Мирза закряхтел от обиды. Он готов был проклясть тот час, когда поддался настроению и решил уехать из Стамбула в этот страшный Туркестан.
Полководец разбитой армии смеет ли рассуждать о храбрости?
Сыма Цзянь
Дракон войны заглатывает море, пыхтит, охватывает вселенную черной тучей, напихивает свою глотку горными скалами.
Низами
После хорошего плова настроение улучшается. Улучшилось оно и у Ибрагимбека. Он попивал кок-чай и посмеивался над Мирзой: «Гости скучные... и тебя не слушают...»
После очередной пиалы распаренный, багровый, он вдруг приказал:
— Несите канцелярию!
«Канцелярией» оказался небольшой, кожаный, в шелковом цветном шитье яхтан — походный кожаный сундучок. Ибрагимбек собственноручно достал из него свиток пергамента, с висевшей на витом шнурке восковой печатью, и протянул комиссару:
— Читай!
— Что это?
— Умеешь читать по-арабски?

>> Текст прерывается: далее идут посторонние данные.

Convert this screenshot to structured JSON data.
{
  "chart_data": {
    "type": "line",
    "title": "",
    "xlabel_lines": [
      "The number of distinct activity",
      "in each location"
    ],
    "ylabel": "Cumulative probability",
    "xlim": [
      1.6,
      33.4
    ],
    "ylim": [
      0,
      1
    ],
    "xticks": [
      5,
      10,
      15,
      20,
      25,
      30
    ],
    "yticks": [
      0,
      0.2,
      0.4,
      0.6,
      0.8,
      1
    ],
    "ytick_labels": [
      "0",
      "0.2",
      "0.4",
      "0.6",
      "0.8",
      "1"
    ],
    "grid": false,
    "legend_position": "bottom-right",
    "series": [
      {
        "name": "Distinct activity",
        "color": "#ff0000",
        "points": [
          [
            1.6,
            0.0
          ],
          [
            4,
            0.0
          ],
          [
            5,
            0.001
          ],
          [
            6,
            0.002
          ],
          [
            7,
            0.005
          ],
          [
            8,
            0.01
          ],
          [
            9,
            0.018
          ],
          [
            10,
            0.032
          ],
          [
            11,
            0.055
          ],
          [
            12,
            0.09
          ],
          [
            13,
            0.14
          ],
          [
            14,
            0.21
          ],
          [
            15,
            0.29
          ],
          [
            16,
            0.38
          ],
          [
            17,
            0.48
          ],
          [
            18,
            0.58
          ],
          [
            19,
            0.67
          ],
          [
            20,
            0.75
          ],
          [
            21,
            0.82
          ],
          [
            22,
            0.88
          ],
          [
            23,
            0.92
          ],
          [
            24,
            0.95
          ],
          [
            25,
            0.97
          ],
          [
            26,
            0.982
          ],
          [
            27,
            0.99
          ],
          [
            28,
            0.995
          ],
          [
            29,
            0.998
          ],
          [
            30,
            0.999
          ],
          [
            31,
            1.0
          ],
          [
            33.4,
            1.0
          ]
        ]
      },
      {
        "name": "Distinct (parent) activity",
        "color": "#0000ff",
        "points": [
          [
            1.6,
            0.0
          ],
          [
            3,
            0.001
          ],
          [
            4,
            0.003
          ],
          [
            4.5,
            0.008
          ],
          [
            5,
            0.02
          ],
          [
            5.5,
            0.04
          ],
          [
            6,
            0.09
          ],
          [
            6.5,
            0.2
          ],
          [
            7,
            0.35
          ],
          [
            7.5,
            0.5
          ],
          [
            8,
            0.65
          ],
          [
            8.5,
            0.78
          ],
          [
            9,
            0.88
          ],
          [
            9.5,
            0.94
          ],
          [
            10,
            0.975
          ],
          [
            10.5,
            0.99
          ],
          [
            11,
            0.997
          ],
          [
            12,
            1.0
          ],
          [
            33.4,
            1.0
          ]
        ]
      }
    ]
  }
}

Читай! Увидишь!
Развернув хрустящий пергамент, комиссар прочитал
выведенную каллиграфически золотом вступительную формулу: «Во имя бога единого и пророка его Мухаммеда!»

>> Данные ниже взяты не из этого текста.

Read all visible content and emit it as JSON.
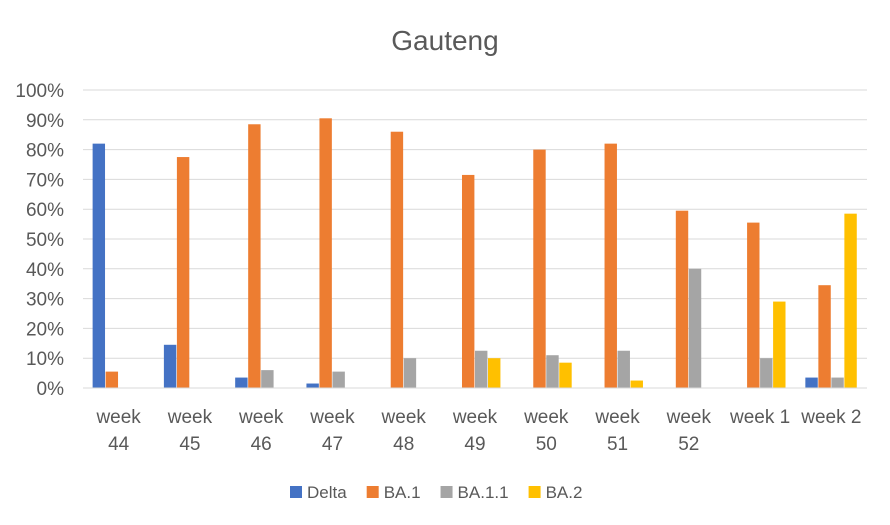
{
  "chart_data": {
    "type": "bar",
    "title": "Gauteng",
    "xlabel": "",
    "ylabel": "",
    "categories": [
      [
        "week",
        "44"
      ],
      [
        "week",
        "45"
      ],
      [
        "week",
        "46"
      ],
      [
        "week",
        "47"
      ],
      [
        "week",
        "48"
      ],
      [
        "week",
        "49"
      ],
      [
        "week",
        "50"
      ],
      [
        "week",
        "51"
      ],
      [
        "week",
        "52"
      ],
      [
        "week 1"
      ],
      [
        "week 2"
      ]
    ],
    "series": [
      {
        "name": "Delta",
        "color": "#4472c4",
        "values": [
          82,
          14.5,
          3.5,
          1.5,
          0,
          0,
          0,
          0,
          0,
          0,
          3.5
        ]
      },
      {
        "name": "BA.1",
        "color": "#ed7d31",
        "values": [
          5.5,
          77.5,
          88.5,
          90.5,
          86,
          71.5,
          80,
          82,
          59.5,
          55.5,
          34.5
        ]
      },
      {
        "name": "BA.1.1",
        "color": "#a5a5a5",
        "values": [
          0,
          0,
          6,
          5.5,
          10,
          12.5,
          11,
          12.5,
          40,
          10,
          3.5
        ]
      },
      {
        "name": "BA.2",
        "color": "#ffc000",
        "values": [
          0,
          0,
          0,
          0,
          0,
          10,
          8.5,
          2.5,
          0,
          29,
          58.5
        ]
      }
    ],
    "ylim": [
      0,
      100
    ],
    "yticks": [
      "0%",
      "10%",
      "20%",
      "30%",
      "40%",
      "50%",
      "60%",
      "70%",
      "80%",
      "90%",
      "100%"
    ],
    "grid": true,
    "legend_position": "bottom"
  }
}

— Ого, — возликовал Ибрагимбек, — большевой, болыпевой, а грамотный и символ веры нашей провозглашаешь. Да ты знаешь, раз прочитал «бисмилля!», значит, ты признал себя мусульманином, а? Не отрекаешься теперь, а?
Весьма довольный собой, он покатывался от хохота и все больше багровел. Возликовал он оттого, что, как ему казалось, он сыграл с большевиком-комиссаром злую шутку и сделал его посмешищем перед всеми. Закон ислама утвердил еще со времен пророка как незыблемое положение — достаточно произнести эту формулу «Бисмиллеи рахмон и рахим» и любой язычник или христианин тем самым принимается в лоно исламской религии. Хочет этого человек или не хочет, но мусульманская вера торжествует.

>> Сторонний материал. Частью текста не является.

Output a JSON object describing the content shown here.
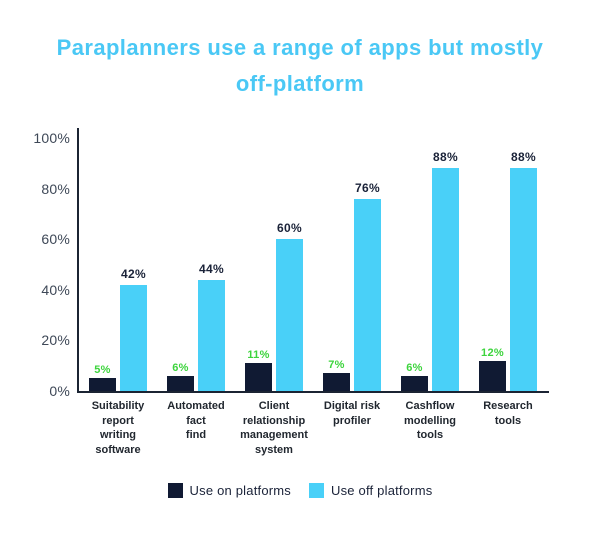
{
  "title": {
    "text": "Paraplanners use a range of apps but mostly off-platform",
    "lines": [
      "Paraplanners use a range of apps but mostly",
      "off-platform"
    ],
    "color": "#4AC8F5"
  },
  "chart_data": {
    "type": "bar",
    "title": "Paraplanners use a range of apps but mostly off-platform",
    "categories": [
      "Suitability report writing software",
      "Automated fact find",
      "Client relationship management system",
      "Digital risk profiler",
      "Cashflow modelling tools",
      "Research tools"
    ],
    "category_lines": [
      [
        "Suitability",
        "report",
        "writing",
        "software"
      ],
      [
        "Automated",
        "fact",
        "find"
      ],
      [
        "Client",
        "relationship",
        "management",
        "system"
      ],
      [
        "Digital risk",
        "profiler"
      ],
      [
        "Cashflow",
        "modelling",
        "tools"
      ],
      [
        "Research",
        "tools"
      ]
    ],
    "series": [
      {
        "name": "Use on platforms",
        "values": [
          5,
          6,
          11,
          7,
          6,
          12
        ],
        "color": "#101A33",
        "label_color": "#3DD43D"
      },
      {
        "name": "Use off platforms",
        "values": [
          42,
          44,
          60,
          76,
          88,
          88
        ],
        "color": "#49D0F8",
        "label_color": "#1A2238"
      }
    ],
    "value_suffix": "%",
    "y_ticks": [
      "100%",
      "80%",
      "60%",
      "40%",
      "20%",
      "0%"
    ],
    "ylim": [
      0,
      100
    ],
    "grid": false,
    "legend_position": "bottom",
    "style": {
      "axis_color": "#1B2433",
      "tick_label_color": "#3E4857",
      "category_label_color": "#21272F",
      "background": "#FFFFFF"
    }
  }
}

А тут еще неверующий кяфир так ловко обведен вокруг пальца.
— Хо-хо! — рычал Ибрагимбек. — Велик аллах! Комиссар —- мусульманин! Охо-хо!
Несколько утихомирившись, Ибрагимбек резко помрачнел, глянул исподлобья на комиссара и прохрипел почти угрожающе:
— Мусульманин? Правоверный, да и впрямь ли? Взаправду? Арабскую грамоту знаешь? А мне подумалось, не урус ли ты? М-да. Урусы, неверные собаки, не могут одолеть правоверную грамоту. Где им? Ну, ладно, читай дальше! Посмотрим!
От этих слов холодок прошел по спине. Видимо, Ибрагимбек все еще не оставил темных замыслов в отношении парламентера. Но что поделать? Самая мрачная жестокость, приправленная настоящим балаганным шутовством, умещалась под толстыми костями черепа этого страшного человека-зверя. Знал комиссар, на что шел, когда вызвался ехать на переговоры, понимал всю меру риска. Но ничего не поделаешь. Надо доводить дело до конца.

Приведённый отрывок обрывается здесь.